Yes, back home, there is laughter for pain and awkwardness–but that is only because dearness is in it too. The absurdity and belovedness, individual quirks and stupidities. You grimace and the infant squeals with laughter. A grimacing cartoon goblin is not funny, because it isn’t belovedly stupid the way your siblings are. Pain, love, absurdity intermixed–that is funny, but it is because of the belovedness (a prime example of that is the film Fiddler on the Roof.). People who laugh at themselves, know their own belovedness. That is why they can laugh.

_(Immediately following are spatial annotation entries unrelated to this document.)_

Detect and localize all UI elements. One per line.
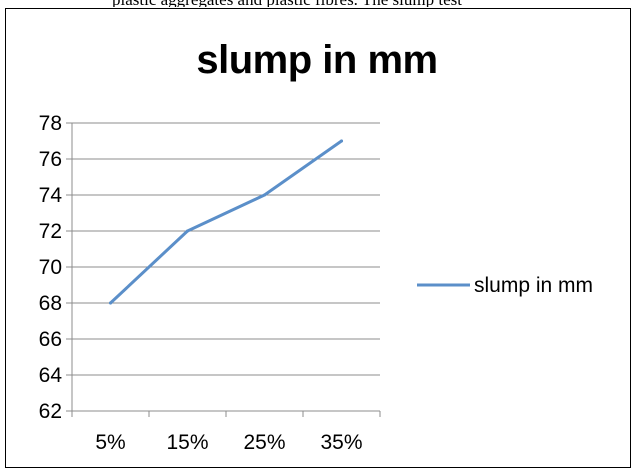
- y-tick-label-74: 74: [39, 184, 63, 207]
- y-tick-label-78: 78: [39, 112, 62, 135]
- y-tick-label-76: 76: [39, 148, 62, 171]
- y-tick-label-66: 66: [39, 328, 62, 351]
- y-tick-label-70: 70: [39, 256, 62, 279]
- x-tick-label-3: 35%: [320, 431, 362, 454]
- legend-label-0: slump in mm: [474, 274, 593, 297]
- data-point-0-2: [263, 193, 266, 197]
- y-tick-label-64: 64: [39, 364, 63, 387]
- x-tick-label-0: 5%: [95, 431, 125, 454]
- chart-frame: [5, 8, 631, 468]
- series-line-0: [109, 139, 343, 305]
- y-tick-label-62: 62: [39, 400, 62, 423]
- chart-title: slump in mm: [196, 38, 438, 82]
- y-tick-label-68: 68: [39, 292, 62, 315]
- y-tick-label-72: 72: [39, 220, 62, 243]
- partial-top-text: plastic aggregates and plastic fibres. T…: [0, 0, 634, 7]
- data-point-0-0: [109, 301, 112, 305]
- x-tick-label-1: 15%: [166, 431, 208, 454]
- data-point-0-1: [186, 229, 189, 233]
- x-tick-label-2: 25%: [243, 431, 285, 454]
- data-point-0-3: [340, 139, 343, 143]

Then there is Freshman College Humor upgraded…the more sophisticated kind as one moves into one’s twenties. Vaguely putting other groups of people down. A jocular sneer. O, we are so sophisticated, O, they are so ridiculous. It is about sophisticated superiority. Now we don’t laugh, we kind of chuckle and glance down, our bemused faces at the ‘ridiculousness’ of others…… the monotonous dullness of it all!!
Ethnic jokes were funny in an age when men were proud of their blood. We are too sophisticated for that now. So it’s ‘offensive’. People don’t love themselves enough anymore. So they forget what laughter is. Mockery is hillarious when you love the thing you are poking at. It’s just cold sneering when you don’t love. But if you don’t know, you have no idea.
and the television comedians must have something to laugh about, but belovedness fades away, and so all that is left is awkwardness and shock value and sneering….
And so the stereotype…that odd idea that all those puritan children of yore and denim-skirted or head-covered girls of faith must be dull, humorless people….because they don’t laugh in the public sphere. There’s another place, far away from Media, in the kitchen with the dishrag, we laugh till the tears come into our eyes. God is laughing, and the children grin.